Researcher(s)
- Masoud Salim, Biological Sciences, University of Delaware
Faculty Mentor(s)
- Anja Nohe, Biological Sciences, University of Delaware
Abstract
Osteoarthritis (OA) is a progressive joint disease marked by cartilage degradation, subchondral bone remodeling, and inflammation, affecting over 500 million people worldwide. Current treatments manage symptoms but do not halt or reverse disease progression. Emerging research highlights early subchondral bone changes, such as altered bone marrow volume and trabecular structure, as critical contributors to OA development. This study evaluates the therapeutic potential of CK2.1, a peptide that promotes chondrogenesis via the BMP signaling pathway, delivered using hyaluronic acid-based hydrogel particles (HGPs) in a murine destabilization of the medial meniscus (DMM) model of OA.

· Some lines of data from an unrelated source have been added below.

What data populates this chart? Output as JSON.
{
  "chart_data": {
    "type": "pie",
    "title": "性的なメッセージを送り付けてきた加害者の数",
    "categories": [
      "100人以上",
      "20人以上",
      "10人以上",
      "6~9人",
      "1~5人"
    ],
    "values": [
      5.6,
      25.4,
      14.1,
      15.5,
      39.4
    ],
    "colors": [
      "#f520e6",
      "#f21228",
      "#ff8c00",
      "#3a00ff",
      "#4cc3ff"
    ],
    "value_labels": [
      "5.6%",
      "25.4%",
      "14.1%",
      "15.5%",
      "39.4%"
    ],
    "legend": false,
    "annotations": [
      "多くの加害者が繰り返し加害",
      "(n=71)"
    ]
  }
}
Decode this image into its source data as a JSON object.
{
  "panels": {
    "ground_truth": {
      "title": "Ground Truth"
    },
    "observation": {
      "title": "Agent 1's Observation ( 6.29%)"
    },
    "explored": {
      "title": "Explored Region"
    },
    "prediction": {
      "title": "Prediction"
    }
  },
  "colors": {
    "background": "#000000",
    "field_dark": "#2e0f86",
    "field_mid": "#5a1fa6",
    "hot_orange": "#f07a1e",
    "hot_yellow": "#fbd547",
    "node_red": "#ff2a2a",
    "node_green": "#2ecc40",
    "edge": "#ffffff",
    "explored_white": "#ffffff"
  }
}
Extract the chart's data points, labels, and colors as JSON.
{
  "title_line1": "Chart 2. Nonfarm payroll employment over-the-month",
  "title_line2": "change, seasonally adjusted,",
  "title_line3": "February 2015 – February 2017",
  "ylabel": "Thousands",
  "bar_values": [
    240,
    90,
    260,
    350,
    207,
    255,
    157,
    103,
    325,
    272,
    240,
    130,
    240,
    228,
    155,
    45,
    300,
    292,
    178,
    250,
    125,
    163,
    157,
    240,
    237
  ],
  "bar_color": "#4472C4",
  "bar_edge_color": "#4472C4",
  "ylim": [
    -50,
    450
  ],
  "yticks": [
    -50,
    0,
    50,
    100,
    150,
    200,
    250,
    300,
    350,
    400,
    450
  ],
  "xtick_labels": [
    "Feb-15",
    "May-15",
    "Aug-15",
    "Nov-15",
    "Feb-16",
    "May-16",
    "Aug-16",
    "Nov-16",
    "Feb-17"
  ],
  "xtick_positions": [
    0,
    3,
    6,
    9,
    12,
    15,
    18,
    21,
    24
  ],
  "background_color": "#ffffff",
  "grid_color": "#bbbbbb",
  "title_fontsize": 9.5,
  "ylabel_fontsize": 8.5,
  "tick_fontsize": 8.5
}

Male C57/BL6 mice underwent DMM surgery and were assigned to three groups: CK2.1-HGP, HGP alone, and SHAM controls. Intra-articular injections were administered biweekly for six weeks. Femoral joints were analyzed histologically for bone marrow to trabecular volume (BM/TV) ratios and subchondral bone plate thickness (SBPTh). CK2.1-HGP treatment resulted in significantly improved BM/TV ratios compared to the HGP-only group (p = 0.0377), with values similar to SHAM controls, suggesting a reversal of OA-associated bone degradation. Although differences in SBPTh were not statistically significant (p > 0.05), CK2.1-HGP maintained values close to the SHAM group, indicating preserved bone structure.
These results demonstrate that CK2.1-HGP has potential as a disease-modifying osteoarthritis drug (DMOAD), capable of restoring subchondral bone integrity in early-stage OA. The targeted and sustained delivery of CK2.1 via HGPs supports its further investigation in preclinical studies focused on long-term outcomes and functional improvements.